Aron Hector Schmitz alias Italo Svevo, uno degli scrittori più innovativi a cavallo tra l’Ottocento e il Novecento, amava molto i film di Charlie Chaplin e il personaggio di Charlot in particolare. Ai racconti e romanzi dell’autore d’origine triestina si sarebbero ispirati in seguito diversi cineasti.
Alessandro Cuk e Barbara Sturmar propongono un censimento critico nel volume ‘Italo Svevo tra cinema e letteratura’ (Associazione Nazionale Venezia Giulia e Dalmazia).
«L’obiettivo di questa pubblicazione è stato quello di indagare e di approfondire la relazione tra i testi del grande scrittore triestino e le sue trasposizioni cinematografiche e televisive, anche con uno sguardo verso il teatro. Le opere di Svevo sono state apprezzate dal cinema anche se in misura parziale, comunque i risultati cinematografici sono stati buoni, rivelando la versatilità dei suoi libri. I lavori più numerosi sono stati a livello teatrale, però anche la televisione è stata davvero importante per far conoscere l’opera sveviana ad un pubblico più vasto e più eterogeneo. Sono stati gli anni Sessanta il momento importante per lanciare, oltre la dimensione letteraria, le opere di un autore che ha avuto una considerazione difficile e tardiva, ma che poi è esplosa a livello internazionale. È chiaro, però, che i mezzi di comunicazione di massa sono molto importanti per estendere in maniera assoluta e moltiplicare la popolarità dei testi letterari, perché si può arrivare ad una platea veramente ampia e variegata».
«Sono tre i punti essenziali. Il primo si colloca nel 1961 quando Sandro Bolchi porta in scena ‘Un marito’, un testo di Svevo mai rappresentato in teatro e che viene riproposto anche a livello televisivo. Ma è l’anno successivo che avviene un’ulteriore accelerazione perché per la prima volta il cinema si avvicina alle opere di Svevo con la trasposizione del romanzo Senilità che viene diretto da Mauro Bolognini. Gli attori sono di rilievo come Anthony Franciosa, Claudia Cardinale, Betsy Blair e Philippe Leroy. Il film ha avuto un buon successo vincendo il premio alla regia al Festival di San Sebastiano e il Nastro d’argento per la migliore scenografia e i migliori costumi. Un’opera significativa che fa conoscere maggiormente Svevo, ma che anche rilancia Trieste come set cinematografico portando sul grande schermo un’opera del suo scrittore più famoso. Un evento che viene ricordato, quasi cinquant’anni dopo, dal documentario La città di Angiolina realizzato da Gloria De Antoni e Oreste De Fornari».

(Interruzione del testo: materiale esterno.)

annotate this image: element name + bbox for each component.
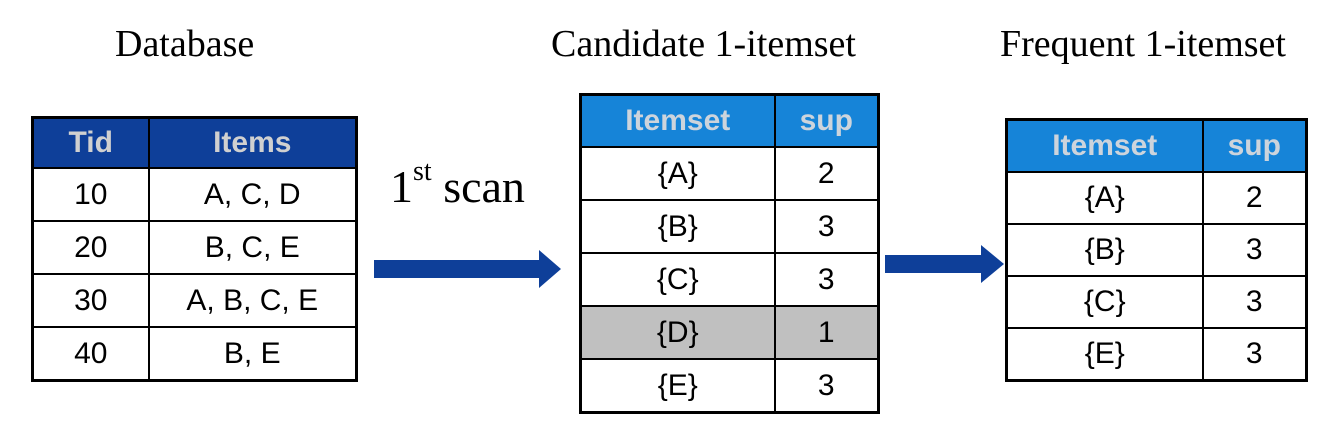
table-header-row: Tid Items: [31, 116, 358, 169]
itemset-cell: {C}: [1005, 275, 1204, 329]
sup-cell: 3: [773, 252, 880, 307]
table-row: 10 A, C, D: [31, 167, 358, 222]
table-row: {A} 2: [1005, 171, 1308, 225]
scan-ordinal: 1: [390, 161, 413, 212]
table-row: 30 A, B, C, E: [31, 273, 358, 328]
table-row: 20 B, C, E: [31, 220, 358, 275]
frequent-itemset-table: Itemset sup {A} 2 {B} 3 {C} 3 {E} 3: [1005, 118, 1308, 382]
sup-cell: 2: [773, 146, 880, 201]
itemset-cell: {A}: [1005, 171, 1204, 225]
sup-cell: 3: [1201, 223, 1308, 277]
scan-arrow-icon: [374, 250, 561, 288]
itemset-cell: {E}: [579, 358, 776, 414]
database-title: Database: [115, 23, 255, 65]
table-row: {E} 3: [1005, 327, 1308, 382]
sup-cell: 3: [773, 358, 880, 414]
itemset-cell: {D}: [579, 305, 776, 360]
filter-arrow-icon: [885, 245, 1004, 283]
column-header-sup: sup: [773, 93, 880, 148]
sup-cell: 2: [1201, 171, 1308, 225]
table-row: {C} 3: [579, 252, 880, 307]
database-table: Tid Items 10 A, C, D 20 B, C, E 30 A, B,…: [31, 116, 358, 382]
table-header-row: Itemset sup: [1005, 118, 1308, 173]
sup-cell: 3: [773, 199, 880, 254]
table-row: {B} 3: [579, 199, 880, 254]
itemset-cell: {B}: [1005, 223, 1204, 277]
sup-cell: 1: [773, 305, 880, 360]
column-header-itemset: Itemset: [1005, 118, 1204, 173]
column-header-sup: sup: [1201, 118, 1308, 173]
candidate-itemset-table: Itemset sup {A} 2 {B} 3 {C} 3 {D} 1 {E} …: [579, 93, 880, 414]
column-header-itemset: Itemset: [579, 93, 776, 148]
items-cell: A, B, C, E: [147, 273, 358, 328]
frequent-itemset-title: Frequent 1-itemset: [1000, 23, 1286, 65]
tid-cell: 40: [31, 326, 150, 382]
scan-label: 1st scan: [390, 156, 525, 213]
table-row: {A} 2: [579, 146, 880, 201]
itemset-cell: {A}: [579, 146, 776, 201]
candidate-itemset-title: Candidate 1-itemset: [551, 23, 856, 65]
itemset-cell: {E}: [1005, 327, 1204, 382]
tid-cell: 30: [31, 273, 150, 328]
tid-cell: 20: [31, 220, 150, 275]
column-header-tid: Tid: [31, 116, 150, 169]
pruned-table-row: {D} 1: [579, 305, 880, 360]
column-header-items: Items: [147, 116, 358, 169]
sup-cell: 3: [1201, 275, 1308, 329]
items-cell: B, C, E: [147, 220, 358, 275]
scan-ordinal-suffix: st: [413, 156, 432, 187]
table-row: 40 B, E: [31, 326, 358, 382]
sup-cell: 3: [1201, 327, 1308, 382]
table-row: {C} 3: [1005, 275, 1308, 329]
itemset-cell: {B}: [579, 199, 776, 254]
itemset-cell: {C}: [579, 252, 776, 307]
items-cell: B, E: [147, 326, 358, 382]
scan-word: scan: [443, 161, 525, 212]
table-header-row: Itemset sup: [579, 93, 880, 148]
table-row: {E} 3: [579, 358, 880, 414]
tid-cell: 10: [31, 167, 150, 222]
items-cell: A, C, D: [147, 167, 358, 222]
table-row: {B} 3: [1005, 223, 1308, 277]
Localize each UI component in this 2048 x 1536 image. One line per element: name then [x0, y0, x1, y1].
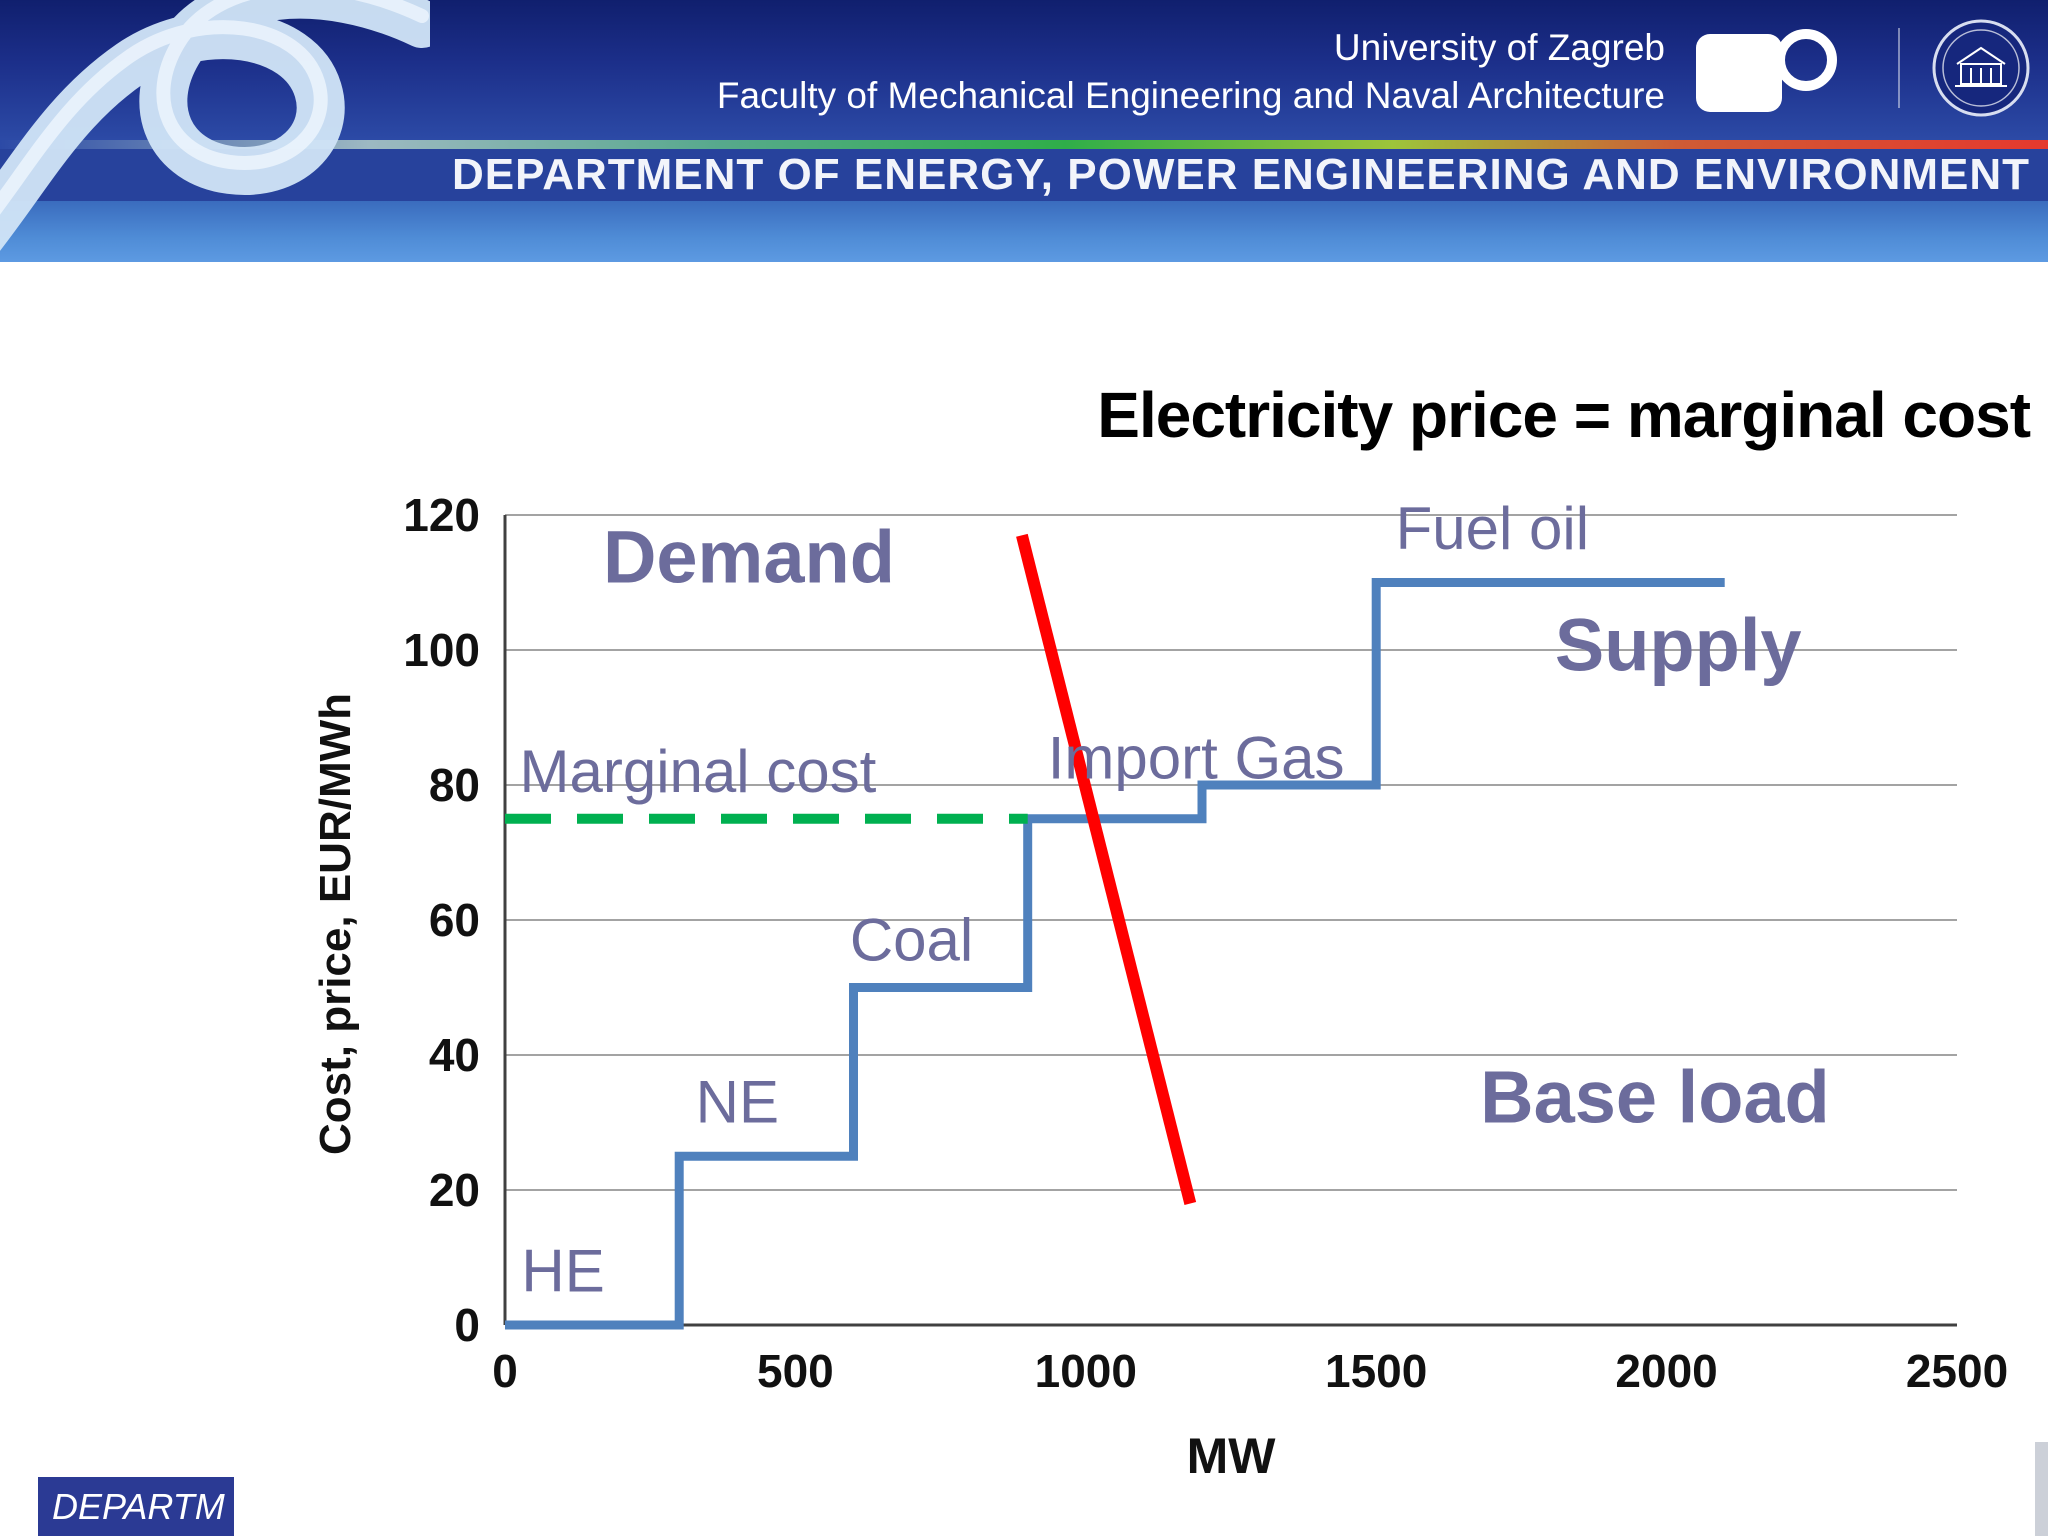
chart-title: Electricity price = marginal cost	[1097, 379, 2031, 451]
y-tick-label: 80	[429, 759, 480, 811]
series-demand	[1016, 533, 1197, 1205]
header-color-stripe	[0, 140, 2048, 149]
annotation-he: HE	[521, 1237, 604, 1304]
seal-inner-ring	[1942, 29, 2020, 107]
annotation-ne: NE	[696, 1069, 779, 1136]
x-tick-label: 2500	[1906, 1345, 2008, 1397]
header-bottom-band	[0, 201, 2048, 262]
faculty-name: Faculty of Mechanical Engineering and Na…	[716, 75, 1665, 117]
x-tick-label: 2000	[1615, 1345, 1717, 1397]
y-tick-label: 120	[403, 489, 480, 541]
footer-department-text: DEPARTM	[52, 1486, 225, 1527]
department-banner: DEPARTMENT OF ENERGY, POWER ENGINEERING …	[0, 149, 2048, 201]
university-name: University of Zagreb	[1333, 27, 1665, 68]
x-tick-label: 1500	[1325, 1345, 1427, 1397]
x-tick-label: 500	[757, 1345, 834, 1397]
seal-roof	[1956, 46, 2006, 65]
faculty-logo	[1696, 29, 1837, 112]
annotation-base-load: Base load	[1480, 1056, 1830, 1139]
annotation-import-gas: Import Gas	[1048, 724, 1345, 791]
header-divider	[1898, 28, 1900, 108]
faculty-logo-ring	[1775, 29, 1837, 91]
university-header: University of Zagreb Faculty of Mechanic…	[717, 24, 1665, 120]
annotation-coal: Coal	[850, 907, 973, 974]
e-logo-highlight	[0, 0, 429, 215]
y-tick-label: 100	[403, 624, 480, 676]
annotation-demand: Demand	[603, 516, 895, 599]
y-tick-label: 60	[429, 894, 480, 946]
e-logo	[0, 0, 430, 251]
university-seal-icon	[1932, 19, 2030, 117]
x-tick-label: 0	[492, 1345, 518, 1397]
department-banner-text: DEPARTMENT OF ENERGY, POWER ENGINEERING …	[452, 150, 2030, 199]
y-tick-label: 20	[429, 1164, 480, 1216]
annotation-fuel-oil: Fuel oil	[1396, 495, 1589, 562]
page-edge	[2035, 1442, 2048, 1536]
y-tick-label: 0	[454, 1299, 480, 1351]
x-tick-label: 1000	[1035, 1345, 1137, 1397]
y-tick-label: 40	[429, 1029, 480, 1081]
faculty-logo-square	[1696, 34, 1782, 112]
footer-department-box: DEPARTM	[38, 1477, 234, 1536]
x-axis-label: MW	[1187, 1428, 1277, 1484]
series-supply	[505, 578, 1725, 1330]
annotation-supply: Supply	[1555, 603, 1802, 686]
annotation-marginal-cost: Marginal cost	[520, 738, 877, 805]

«Ma il terzo punto, forse il più importante, è rappresentato dal portare in scena l’opera più famosa di Svevo ‘La coscienza di Zeno’. Su questo è davvero determinante il lavoro di Tullio Kezich che adatta per il teatro in maniera adeguata e ben usufruibile il testo dello scrittore triestino che sulla carta poteva essere di difficile traducibilità nel passaggio tra la letteratura e gli altri mezzi comunicativi. Nel 1964 il Teatro Stabile di Genova porta in scena la versione di Kezich con la regia di Luigi Squarzina e con Alberto Lionello come protagonista. I risultati sono più che positivi tanto che due anni dopo, nel 1966, viene realizzato uno sceneggiato televisivo prodotto dalla RAI e adattato per il piccolo schermo dallo stesso Kezich e da Daniele D’Anza, che si occupò anche della regia televisiva. Lo sceneggiato era articolato in tre puntate e venne trasmesso in bianco e nero nella prima serata dell’allora Secondo Programma della Rai. Zeno Cosini è ancora interpretato da Alberto Lionello e un altro classico della letteratura può essere apprezzato anche dal folto pubblico di telespettatori. Nel 1988, poi, viene prodotta per la TV una nuova versione de La coscienza di Zeno diretta da Sandro Bolchi con la sceneggiatura di Dante Guardamagna e Tullio Kezich, mentre il protagonista è Johnny Dorelli. Il risultato di pubblico è davvero notevole, complice anche un ottimo cast. Ma questa pubblicazione si occupa anche del documentario che Franco Giraldi ha realizzato nel 1978 (nel cinquantenario della morte dello scrittore) e intitolato La città di Zeno. A Trieste con Italo Svevo.
Poi del film che Francesca Comencini ha diretto nel 2001 Le parole di mio padre, ispirato liberamente a due capitoli della La coscienza di Zeno. Inoltre si descrive il mancato progetto di Giorgio Strehler di portare al cinema La coscienza di Zeno e si analizzano le opere del teatro di Svevo a Trieste».